Настроение мне не испортило и то, что с Тальви мы и до обещанной службы, и во время нее не перемолвились ни словом. Оно и к лучшему. Непременно бы сказали друг другу что— нибудь такое, что все мои душевные труды пошли бы насмарку. И с тем же легким сердцем я пошла в часовню. Честное слово, я была рада этому, потому что уже не раз бывала здесь и знала, что меня не ожидает никаких открытий. Отец Нивен читал проповедь о примерах чудесных спасений и исцелений, творимых верою, основанную на каком-то из апостольских посланий, где подобных примеров приводилось множество. Я заметила, что в отсутствие гостей Тальви говорит он гораздо лучше, уверенней. А может, это я лучше слушала. Сегодня я могла стоять здесь, не притворяясь, не играя, не выслеживая и не рассчитывая. Как в те времена, когда я ходила в церковь с родителями и от души повторяла: «Не убоюсь зла», потому что зло мне было неведомо.
Что думали мои родители, если они… знали? Неужели обманывали, прикидывались, старались быть как все? Почему-то мысль о возможном неверии родителей ранила меня гораздо больше, чем страшило знание о бесспорном неверии Тальви. Или они считали, что одна вера не противоречит другой? И до сих пор считают?
Часовня была удивительно светла, в ней было как внутри лампады или драгоценного камня со множеством граней. Обыкновенно в окнах капелл стоят витражи, и оттого под сводами играет таинственный цветной полумрак. Но здешние окна были чисты и прозрачны, и яростное солнце несмешанно ложилось на алтарь и статуи святых. Золотая кипень резьбы стекала с царских врат за спиной у отца Нивена, подобно бурлящему водопаду. И навстречу уходили к высокому куполу выложенные лазуритом колонны.

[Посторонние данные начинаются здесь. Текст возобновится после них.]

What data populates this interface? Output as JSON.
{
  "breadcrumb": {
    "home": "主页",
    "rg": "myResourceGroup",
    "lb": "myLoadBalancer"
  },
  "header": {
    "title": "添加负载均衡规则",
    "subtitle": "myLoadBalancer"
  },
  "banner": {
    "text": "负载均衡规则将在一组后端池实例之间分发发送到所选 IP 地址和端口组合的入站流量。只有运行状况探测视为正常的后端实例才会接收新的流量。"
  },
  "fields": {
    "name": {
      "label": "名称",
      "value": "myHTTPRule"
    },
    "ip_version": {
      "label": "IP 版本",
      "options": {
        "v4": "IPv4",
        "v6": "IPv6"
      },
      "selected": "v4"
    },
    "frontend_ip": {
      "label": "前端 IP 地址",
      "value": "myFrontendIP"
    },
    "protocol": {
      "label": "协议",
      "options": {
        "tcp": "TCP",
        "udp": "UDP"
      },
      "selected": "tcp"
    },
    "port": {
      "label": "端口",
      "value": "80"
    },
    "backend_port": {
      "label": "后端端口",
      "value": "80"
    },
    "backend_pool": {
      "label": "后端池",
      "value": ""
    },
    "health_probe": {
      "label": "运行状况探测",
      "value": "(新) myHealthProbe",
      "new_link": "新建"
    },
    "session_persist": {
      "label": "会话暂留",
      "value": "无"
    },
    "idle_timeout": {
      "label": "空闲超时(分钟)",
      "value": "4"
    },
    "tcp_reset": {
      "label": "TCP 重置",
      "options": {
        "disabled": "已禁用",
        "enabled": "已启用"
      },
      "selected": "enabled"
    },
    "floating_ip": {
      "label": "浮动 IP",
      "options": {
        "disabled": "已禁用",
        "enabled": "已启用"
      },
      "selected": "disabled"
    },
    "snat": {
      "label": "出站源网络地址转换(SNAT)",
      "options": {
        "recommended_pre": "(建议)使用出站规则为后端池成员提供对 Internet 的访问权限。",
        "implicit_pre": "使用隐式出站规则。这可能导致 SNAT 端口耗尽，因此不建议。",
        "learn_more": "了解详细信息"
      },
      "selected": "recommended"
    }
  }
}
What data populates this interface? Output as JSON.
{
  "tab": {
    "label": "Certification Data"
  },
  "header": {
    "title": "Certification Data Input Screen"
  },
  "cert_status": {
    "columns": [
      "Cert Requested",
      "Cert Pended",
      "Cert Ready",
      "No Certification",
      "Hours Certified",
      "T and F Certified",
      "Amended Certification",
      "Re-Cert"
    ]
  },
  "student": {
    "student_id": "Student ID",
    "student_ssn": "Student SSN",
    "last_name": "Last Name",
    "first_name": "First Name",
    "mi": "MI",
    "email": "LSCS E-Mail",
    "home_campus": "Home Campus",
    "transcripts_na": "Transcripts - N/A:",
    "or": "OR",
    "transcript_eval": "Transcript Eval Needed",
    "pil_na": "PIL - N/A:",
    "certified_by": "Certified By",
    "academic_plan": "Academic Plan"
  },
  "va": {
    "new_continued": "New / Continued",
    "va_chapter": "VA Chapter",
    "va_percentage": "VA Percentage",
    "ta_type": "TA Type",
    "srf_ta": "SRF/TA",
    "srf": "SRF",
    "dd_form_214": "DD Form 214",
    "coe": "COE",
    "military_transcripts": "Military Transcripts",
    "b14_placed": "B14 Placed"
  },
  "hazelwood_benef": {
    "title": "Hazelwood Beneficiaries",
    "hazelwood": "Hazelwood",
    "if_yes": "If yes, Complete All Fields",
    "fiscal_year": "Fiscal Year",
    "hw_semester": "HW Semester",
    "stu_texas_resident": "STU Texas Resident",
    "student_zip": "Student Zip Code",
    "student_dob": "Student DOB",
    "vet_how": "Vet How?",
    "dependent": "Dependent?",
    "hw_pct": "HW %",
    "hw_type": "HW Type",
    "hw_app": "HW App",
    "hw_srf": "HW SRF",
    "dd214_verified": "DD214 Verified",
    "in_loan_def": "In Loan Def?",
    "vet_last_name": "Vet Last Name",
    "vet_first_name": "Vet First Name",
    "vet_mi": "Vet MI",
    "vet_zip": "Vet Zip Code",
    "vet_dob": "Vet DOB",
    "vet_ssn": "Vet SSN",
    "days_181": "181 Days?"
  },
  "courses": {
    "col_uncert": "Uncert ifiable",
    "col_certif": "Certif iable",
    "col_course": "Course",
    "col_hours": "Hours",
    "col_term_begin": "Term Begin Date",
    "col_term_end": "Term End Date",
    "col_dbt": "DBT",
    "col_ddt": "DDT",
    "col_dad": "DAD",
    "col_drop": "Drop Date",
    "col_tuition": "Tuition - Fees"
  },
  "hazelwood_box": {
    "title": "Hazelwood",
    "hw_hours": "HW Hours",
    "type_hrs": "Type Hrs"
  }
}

Золотой и синий, либо небесно-голубой, как сакральные цвета, говорил Фризбю, объясняя символику изображений, вытеснили древние, сохранившиеся с языческих времен краски, причастные божественных тайн — черный, белый и красный. Только в Карнионе, говорил он, все еще придерживаются традиций их священной значимости, связав их с новой верой, ибо она на Юге смешана с язычеством…
У меня сильно заломил висок. Белый солнечный луч, преломленный оконным стеклом, прицельно ударил по глазам. Я сощурилась. Никаких ощущений, сопутствующих прежним видениям, не было, равно как и самих видений. Отчетливо доносился голос отца Нивена, читавшего с кафедры: «Все они умерли в вере, не получив обетовании, а только издали видели оные, и радовались, и говорили себе, что они странники и скитальцы на земле, ибо те, которые так говорят, показывают, что они ищут отечества… « Было лишь некое смутное разочарование, словно нечто должно было произойти и не произошло. Неужели я излечилась?
Отворотившись от слепящего света, я открыла глаза и встретилась с холодным, внимательным, изучающим взглядом Тальви.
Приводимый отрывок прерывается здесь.